Executive Compensation Planning
Compensation Strategies for Executives & Entrepreneurs
Top talent commands top compensation and superior performance deserves just rewards. These principles are reflected in today’s lucrative pay packages for executives at public and private companies. Whether you own a business and compete for these employees, or are an executive offering your services to a corporation, it’s important to understand the universe of compensation packages used in today’s competitive marketplace.
As any owner or general manager of a professional sports franchise can confirm, offering a competitive salary is only a starting point for attracting and keeping quality players. Supplemental perks, such as a signing bonus and luxury travel accommodations, are routine add-ons. In addition, superstar athletes generally receive bonuses tied to performance — such as number of hits in baseball, or number of yards gained for a running back in football.
Similar principles apply in the world of business when companies compete for the services of highly valued executives or specialists. Most employers pay their key employees in three ways: It starts out with the salary, then an annual bonus, and finally with one or more long-term incentives usually tied to specific metrics, such as value creation, or achieving specific goals over a multi-year period of time.
In both public and private companies, the trend over the past two decades has been to align the financial compensation of executives and key employees with the success of the overall business. One notable method to give executives a stake in the ownership of the business, is through stock options grants. Even now that companies must account for these grants as an expense, they remain a major component of pay packages, particularly at public companies.
But options grants are only one way of putting the interests of an executive in sync with the financial performance of a company. Several other compensation strategies may serve as superior alternatives or logical complements to granting options.
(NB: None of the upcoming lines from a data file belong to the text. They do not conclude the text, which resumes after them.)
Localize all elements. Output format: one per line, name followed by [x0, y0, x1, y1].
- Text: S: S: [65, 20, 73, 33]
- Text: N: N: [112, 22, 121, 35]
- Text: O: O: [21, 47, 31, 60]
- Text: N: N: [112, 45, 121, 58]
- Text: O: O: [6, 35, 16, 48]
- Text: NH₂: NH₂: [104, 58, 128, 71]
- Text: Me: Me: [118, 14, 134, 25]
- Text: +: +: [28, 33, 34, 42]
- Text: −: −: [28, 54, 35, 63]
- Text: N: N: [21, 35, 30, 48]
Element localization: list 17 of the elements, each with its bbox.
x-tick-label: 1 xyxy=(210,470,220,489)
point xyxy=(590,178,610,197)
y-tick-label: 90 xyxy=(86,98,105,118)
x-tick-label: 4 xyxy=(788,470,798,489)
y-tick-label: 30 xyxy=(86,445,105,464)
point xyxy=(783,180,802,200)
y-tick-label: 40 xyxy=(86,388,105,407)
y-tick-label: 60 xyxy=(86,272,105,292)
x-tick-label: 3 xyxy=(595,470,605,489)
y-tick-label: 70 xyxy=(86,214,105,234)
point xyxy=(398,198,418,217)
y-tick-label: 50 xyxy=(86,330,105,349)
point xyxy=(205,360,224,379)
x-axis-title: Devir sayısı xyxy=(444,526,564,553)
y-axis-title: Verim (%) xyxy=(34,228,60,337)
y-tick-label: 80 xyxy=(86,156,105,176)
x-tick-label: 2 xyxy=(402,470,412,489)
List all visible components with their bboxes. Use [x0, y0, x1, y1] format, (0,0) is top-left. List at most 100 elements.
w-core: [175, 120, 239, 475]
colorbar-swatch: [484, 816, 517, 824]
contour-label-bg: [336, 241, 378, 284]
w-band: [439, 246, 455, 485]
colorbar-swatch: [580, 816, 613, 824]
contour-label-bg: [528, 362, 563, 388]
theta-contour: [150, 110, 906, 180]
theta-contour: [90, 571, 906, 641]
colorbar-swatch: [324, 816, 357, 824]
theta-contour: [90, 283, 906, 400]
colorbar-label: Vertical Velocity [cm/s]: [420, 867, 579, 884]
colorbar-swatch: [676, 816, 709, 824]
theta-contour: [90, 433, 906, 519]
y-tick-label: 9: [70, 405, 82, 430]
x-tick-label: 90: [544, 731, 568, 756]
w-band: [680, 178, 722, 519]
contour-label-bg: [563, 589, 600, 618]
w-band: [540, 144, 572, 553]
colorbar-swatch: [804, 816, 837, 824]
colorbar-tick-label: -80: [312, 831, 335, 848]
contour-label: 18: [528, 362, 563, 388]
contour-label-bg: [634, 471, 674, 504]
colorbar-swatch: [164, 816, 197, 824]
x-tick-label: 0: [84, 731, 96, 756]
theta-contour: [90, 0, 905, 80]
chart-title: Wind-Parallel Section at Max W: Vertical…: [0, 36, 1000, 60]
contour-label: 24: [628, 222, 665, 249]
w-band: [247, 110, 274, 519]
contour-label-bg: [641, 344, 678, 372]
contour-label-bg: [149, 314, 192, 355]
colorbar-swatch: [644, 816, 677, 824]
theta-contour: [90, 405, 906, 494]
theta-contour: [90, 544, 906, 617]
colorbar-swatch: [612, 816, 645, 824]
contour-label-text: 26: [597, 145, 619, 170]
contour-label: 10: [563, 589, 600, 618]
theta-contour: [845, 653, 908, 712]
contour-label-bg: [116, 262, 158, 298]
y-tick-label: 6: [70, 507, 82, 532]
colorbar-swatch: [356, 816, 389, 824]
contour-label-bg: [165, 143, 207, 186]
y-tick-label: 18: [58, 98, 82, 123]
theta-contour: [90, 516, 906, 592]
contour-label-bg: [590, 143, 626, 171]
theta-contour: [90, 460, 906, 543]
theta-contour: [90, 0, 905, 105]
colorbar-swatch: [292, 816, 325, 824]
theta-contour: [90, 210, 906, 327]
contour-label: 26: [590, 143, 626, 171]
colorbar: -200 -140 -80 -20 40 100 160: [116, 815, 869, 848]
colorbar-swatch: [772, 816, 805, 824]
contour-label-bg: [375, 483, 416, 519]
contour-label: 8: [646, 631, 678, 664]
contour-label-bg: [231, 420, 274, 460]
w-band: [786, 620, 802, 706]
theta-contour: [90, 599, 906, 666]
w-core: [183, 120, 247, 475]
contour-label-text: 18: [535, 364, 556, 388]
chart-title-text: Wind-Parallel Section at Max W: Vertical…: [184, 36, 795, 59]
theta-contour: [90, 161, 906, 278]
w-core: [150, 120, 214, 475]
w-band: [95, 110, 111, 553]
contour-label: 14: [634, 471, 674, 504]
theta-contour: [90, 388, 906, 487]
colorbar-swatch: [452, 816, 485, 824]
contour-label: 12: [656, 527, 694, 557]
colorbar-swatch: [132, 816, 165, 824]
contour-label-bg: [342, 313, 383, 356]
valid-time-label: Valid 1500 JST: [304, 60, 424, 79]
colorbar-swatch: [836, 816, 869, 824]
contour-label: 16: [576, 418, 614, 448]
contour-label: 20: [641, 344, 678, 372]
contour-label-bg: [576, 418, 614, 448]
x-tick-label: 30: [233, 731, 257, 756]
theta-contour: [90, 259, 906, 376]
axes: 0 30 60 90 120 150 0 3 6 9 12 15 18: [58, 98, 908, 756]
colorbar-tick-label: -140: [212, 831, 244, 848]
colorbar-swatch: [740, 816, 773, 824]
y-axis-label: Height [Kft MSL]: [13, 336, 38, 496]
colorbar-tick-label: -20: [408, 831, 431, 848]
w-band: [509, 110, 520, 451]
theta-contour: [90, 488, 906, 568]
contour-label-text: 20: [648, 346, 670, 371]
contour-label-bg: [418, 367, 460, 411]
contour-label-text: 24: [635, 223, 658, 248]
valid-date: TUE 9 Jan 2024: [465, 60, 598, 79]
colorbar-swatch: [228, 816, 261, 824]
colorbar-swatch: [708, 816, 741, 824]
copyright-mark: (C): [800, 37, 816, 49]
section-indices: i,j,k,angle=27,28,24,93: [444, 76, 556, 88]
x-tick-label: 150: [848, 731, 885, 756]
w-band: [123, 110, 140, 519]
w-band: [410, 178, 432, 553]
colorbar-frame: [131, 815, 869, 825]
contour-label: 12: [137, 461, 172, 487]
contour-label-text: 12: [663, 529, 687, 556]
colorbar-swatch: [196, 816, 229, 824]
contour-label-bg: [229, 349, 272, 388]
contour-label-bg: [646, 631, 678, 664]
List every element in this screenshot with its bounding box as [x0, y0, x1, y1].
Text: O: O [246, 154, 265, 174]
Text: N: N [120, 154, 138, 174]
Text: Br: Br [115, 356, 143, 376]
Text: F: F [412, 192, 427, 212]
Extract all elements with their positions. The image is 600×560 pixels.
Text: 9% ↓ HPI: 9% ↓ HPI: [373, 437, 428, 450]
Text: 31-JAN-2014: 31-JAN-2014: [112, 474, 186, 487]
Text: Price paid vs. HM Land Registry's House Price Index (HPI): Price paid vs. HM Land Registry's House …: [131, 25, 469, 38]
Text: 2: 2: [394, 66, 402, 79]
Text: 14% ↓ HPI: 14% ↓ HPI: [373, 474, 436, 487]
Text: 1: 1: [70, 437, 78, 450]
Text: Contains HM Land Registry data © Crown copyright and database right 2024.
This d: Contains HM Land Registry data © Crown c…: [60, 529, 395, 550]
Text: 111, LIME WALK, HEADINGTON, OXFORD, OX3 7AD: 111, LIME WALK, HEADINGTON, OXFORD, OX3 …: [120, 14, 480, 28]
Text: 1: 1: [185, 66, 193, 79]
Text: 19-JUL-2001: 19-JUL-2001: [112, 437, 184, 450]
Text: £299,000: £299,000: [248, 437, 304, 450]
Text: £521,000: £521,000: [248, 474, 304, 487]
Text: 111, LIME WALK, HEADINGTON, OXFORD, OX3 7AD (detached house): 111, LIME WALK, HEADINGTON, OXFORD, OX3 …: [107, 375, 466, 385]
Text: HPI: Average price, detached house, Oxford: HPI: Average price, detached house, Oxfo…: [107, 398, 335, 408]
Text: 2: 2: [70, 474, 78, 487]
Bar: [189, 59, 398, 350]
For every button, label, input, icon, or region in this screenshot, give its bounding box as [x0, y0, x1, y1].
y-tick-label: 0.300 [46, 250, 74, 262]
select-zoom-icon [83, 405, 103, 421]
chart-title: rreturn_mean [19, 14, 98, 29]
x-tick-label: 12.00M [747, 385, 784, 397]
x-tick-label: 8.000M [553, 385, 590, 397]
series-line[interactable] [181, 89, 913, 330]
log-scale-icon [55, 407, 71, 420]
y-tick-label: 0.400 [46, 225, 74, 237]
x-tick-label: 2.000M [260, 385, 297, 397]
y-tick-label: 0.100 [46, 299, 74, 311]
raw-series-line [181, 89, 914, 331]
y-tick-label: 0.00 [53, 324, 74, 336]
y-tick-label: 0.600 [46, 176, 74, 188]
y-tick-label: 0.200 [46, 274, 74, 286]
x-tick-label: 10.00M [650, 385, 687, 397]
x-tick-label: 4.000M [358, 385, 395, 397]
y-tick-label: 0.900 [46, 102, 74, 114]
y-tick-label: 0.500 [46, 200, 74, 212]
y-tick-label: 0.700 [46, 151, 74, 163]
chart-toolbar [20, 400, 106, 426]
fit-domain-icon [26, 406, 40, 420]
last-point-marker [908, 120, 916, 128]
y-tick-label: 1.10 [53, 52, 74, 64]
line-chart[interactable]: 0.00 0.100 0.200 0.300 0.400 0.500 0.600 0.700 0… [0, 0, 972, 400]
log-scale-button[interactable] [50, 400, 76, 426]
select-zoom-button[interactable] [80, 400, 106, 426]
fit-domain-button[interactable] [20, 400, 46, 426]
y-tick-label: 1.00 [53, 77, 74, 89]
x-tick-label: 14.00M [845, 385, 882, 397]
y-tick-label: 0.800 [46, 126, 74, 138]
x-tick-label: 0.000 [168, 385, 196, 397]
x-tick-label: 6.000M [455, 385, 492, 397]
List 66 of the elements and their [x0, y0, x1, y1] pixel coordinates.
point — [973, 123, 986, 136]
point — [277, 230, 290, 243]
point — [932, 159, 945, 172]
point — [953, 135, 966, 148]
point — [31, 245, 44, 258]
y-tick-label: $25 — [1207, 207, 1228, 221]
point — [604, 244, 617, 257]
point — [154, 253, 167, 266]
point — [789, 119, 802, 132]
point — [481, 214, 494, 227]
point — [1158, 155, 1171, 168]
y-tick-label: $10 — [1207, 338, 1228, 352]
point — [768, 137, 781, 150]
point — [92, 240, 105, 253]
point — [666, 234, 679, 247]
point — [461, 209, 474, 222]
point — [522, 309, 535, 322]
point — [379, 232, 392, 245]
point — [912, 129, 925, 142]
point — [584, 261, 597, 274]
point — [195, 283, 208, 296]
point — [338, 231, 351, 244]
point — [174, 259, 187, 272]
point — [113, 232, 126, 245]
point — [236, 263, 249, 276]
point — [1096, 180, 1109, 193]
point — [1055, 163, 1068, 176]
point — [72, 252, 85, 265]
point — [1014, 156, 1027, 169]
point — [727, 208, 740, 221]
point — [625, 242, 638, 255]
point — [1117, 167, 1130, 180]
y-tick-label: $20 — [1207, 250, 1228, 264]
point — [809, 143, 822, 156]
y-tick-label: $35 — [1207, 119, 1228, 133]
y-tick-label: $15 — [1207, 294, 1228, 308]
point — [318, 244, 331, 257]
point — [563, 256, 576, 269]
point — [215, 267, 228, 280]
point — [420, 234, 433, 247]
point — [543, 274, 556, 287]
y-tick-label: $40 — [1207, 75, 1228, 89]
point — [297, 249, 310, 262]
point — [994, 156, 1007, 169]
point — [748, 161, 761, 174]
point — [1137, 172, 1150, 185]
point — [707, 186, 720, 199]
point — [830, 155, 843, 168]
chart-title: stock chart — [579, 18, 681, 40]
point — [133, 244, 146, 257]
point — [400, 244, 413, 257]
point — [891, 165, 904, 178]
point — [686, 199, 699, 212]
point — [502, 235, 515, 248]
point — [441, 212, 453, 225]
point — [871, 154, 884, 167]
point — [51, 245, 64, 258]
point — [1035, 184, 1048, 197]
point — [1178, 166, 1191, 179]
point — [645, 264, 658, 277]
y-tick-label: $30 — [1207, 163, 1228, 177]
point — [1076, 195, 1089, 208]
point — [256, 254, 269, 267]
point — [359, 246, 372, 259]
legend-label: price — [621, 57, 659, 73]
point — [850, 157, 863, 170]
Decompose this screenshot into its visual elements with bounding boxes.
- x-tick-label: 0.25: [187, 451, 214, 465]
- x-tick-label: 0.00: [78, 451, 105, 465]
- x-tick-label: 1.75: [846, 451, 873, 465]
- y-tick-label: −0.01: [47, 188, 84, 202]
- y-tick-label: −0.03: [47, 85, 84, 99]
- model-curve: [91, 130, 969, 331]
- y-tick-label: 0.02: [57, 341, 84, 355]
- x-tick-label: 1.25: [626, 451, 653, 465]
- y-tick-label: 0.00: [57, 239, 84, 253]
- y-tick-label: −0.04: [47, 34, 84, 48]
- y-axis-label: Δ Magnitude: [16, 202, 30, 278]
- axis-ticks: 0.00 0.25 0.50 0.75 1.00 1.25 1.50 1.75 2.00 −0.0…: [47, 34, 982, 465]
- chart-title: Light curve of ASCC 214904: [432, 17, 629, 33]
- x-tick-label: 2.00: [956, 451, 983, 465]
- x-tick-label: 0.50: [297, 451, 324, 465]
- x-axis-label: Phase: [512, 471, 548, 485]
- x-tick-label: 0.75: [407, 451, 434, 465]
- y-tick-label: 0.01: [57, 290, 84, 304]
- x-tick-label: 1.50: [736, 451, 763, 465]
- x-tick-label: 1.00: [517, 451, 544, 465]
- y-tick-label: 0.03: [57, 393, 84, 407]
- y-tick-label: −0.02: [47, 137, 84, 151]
- Phantom Stock. Many owners of private companies may find it difficult or undesirable to issue stock because of the dilution of ownership and additional burdens of governance involved. In such cases, phantom stock may be a viable alternative. Phantom stock doesn’t dilute ownership, since the executive is not given actual equity in the company, but rather a future cash bonus based on the company’s value. The business owner and the executive need to agree on some way of valuing the business, such as book value or a predetermined multiple of discounted cash flow, operating earnings or EBITDA. (Earnings before income, taxes, depreciation, and amortization.)
- Stock Appreciation Rights (SARs). While they’re similar to phantom stock, SARs differ in they are sometimes paid out in actual company shares. A contractual arrangement between a company and an employee granting a value equal to the appreciation of a specific number of shares over a period of time, SARs are often issued in tandem with stock options to help employees fund the options purchase. Like phantom stock, SARs are treated as taxable income to the employee when payments are actually received.
These are both great ways to provide performance incentives for employees, but the business owner needs to plan ahead to have the liquidity to redeem them at the end of the vesting period. Of course, these and other long-term incentive plans are treated as non-qualified deferred compensation plans and employers need to be mindful of following Section 409(a) of the Internal Revenue Code when using them. Other compensation options to consider are; Global Executive Compensation Issues, Long-Term Cash Incentives, Long-Term Incentive Plans, Performance Metrics, Performance Shares, Perquisites, Restricted Stock, Severance and Change-in-Control, and Short-Term Incentive Plans.
Another popular perk for executives is allotting money to pay for professional services, such as attorneys and financial planners. If your employer provides this perk, take advantage of this option. It’s one less thing for you to worry about.